Heureusement, la guerre entre la Russie et la Géorgie a été de courte durée, mais ses répercussions se feront sentir plus longtemps. En battant la Géorgie et en montrant que Washington était incapable de défendre son propre allié, la Russie a humilié les États-Unis devant le monde entier.
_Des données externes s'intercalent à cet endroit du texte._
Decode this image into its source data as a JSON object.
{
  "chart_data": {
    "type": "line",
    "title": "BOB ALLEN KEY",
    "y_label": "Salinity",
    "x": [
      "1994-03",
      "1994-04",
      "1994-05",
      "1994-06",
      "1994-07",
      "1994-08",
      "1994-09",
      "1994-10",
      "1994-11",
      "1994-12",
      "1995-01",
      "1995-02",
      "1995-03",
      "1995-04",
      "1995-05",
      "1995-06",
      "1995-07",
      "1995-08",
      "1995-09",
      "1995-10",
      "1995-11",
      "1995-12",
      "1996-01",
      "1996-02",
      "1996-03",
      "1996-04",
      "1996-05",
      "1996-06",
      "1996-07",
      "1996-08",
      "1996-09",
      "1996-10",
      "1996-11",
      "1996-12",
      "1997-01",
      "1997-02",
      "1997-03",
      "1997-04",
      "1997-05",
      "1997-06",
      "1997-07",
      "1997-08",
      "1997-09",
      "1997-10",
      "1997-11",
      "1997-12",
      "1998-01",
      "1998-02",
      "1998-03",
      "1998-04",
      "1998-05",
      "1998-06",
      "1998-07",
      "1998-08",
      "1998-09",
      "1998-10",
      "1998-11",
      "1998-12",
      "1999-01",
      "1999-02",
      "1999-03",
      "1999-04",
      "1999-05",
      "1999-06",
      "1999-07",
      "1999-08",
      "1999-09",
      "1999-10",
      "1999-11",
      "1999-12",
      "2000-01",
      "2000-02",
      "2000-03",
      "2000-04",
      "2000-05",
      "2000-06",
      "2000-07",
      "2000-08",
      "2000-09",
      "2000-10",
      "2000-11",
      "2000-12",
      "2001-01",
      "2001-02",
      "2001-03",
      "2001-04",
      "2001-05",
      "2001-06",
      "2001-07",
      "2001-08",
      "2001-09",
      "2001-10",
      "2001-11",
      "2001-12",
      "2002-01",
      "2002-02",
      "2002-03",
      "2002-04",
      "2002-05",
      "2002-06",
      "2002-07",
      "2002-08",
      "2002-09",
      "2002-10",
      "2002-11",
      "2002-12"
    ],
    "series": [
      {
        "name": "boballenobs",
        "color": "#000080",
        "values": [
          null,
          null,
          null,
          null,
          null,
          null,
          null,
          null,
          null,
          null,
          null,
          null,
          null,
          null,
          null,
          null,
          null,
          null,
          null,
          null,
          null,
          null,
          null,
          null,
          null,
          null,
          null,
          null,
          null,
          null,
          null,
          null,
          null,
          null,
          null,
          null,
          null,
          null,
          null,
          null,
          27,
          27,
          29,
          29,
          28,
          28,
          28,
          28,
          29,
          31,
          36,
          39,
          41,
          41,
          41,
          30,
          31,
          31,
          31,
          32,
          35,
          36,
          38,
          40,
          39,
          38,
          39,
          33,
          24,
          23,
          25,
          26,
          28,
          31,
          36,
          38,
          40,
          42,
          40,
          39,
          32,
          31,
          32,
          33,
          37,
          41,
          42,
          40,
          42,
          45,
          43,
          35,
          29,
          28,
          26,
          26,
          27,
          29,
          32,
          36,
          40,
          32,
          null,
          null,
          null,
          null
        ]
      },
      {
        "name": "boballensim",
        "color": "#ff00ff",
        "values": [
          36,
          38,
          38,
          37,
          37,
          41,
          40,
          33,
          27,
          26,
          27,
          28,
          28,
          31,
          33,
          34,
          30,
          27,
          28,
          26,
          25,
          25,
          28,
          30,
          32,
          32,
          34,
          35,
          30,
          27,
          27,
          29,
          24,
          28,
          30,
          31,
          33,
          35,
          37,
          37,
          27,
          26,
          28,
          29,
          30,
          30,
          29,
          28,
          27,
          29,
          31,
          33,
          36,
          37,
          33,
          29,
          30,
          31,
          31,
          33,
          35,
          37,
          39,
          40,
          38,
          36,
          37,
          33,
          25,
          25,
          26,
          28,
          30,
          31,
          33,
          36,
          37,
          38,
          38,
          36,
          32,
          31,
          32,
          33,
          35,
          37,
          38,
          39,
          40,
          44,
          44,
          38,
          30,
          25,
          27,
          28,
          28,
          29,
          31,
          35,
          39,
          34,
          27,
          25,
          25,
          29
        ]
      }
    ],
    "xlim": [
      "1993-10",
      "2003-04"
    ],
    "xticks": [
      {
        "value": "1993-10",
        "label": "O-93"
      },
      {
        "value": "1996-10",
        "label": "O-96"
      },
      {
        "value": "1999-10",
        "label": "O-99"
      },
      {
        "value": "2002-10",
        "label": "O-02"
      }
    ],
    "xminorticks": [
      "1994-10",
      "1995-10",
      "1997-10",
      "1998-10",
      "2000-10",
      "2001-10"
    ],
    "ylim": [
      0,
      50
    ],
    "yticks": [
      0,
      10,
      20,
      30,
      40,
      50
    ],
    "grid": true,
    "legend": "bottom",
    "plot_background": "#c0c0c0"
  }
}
Alors que les responsables américains et les médias internationaux critiquaient la Russie pour sa conduite « impardonnable » lors de l’invasion de l’Ossétie du Sud et de la Géorgie, la majeure partie du monde était ravie : enfin, quelqu’un a mis les Américains autoritaires à leur place. Dans le contexte de sentiment anti-américain durant les deux mandats du président George W. Bush, cette volonté de snober les États-Unis n'est pas surprenante.
La Géorgie mérite peut-être un peu de sympathie. Après tout, c’est un petit pays qui a tenté de résister à son puissant voisin. Mais le conflit concernait moins la Géorgie et l’Ossétie du Sud qu’une bataille mondiale entre l’Est et l’Ouest.
La Russie a remporté le dernier round avec une facilité inattendue, mais ce ne sera sûrement pas la bataille finale. Après avoir vécu une humiliation embarrassante, l’administration Bush aura du mal à pardonner à la Russie. Pire encore, l'indignation du gouvernement américain s'est transformée en un consensus anti-russe parmi les politiciens de Washington et leurs électeurs. En conséquence, les opinions antirusses des candidats à la présidentielle Barack Obama et John McCain ne diffèrent guère de celles de Bush. Cependant, de la part des politiciens américains, l'argument selon lequel l'intégrité territoriale de la Géorgie doit être préservée ne semble pas très convaincant. Après tout, ce sont les États-Unis qui ont donné l’exemple après avoir envahi l’Irak souverain et renversé le gouvernement local. Il a ensuite séparé le Kosovo de la Serbie souveraine.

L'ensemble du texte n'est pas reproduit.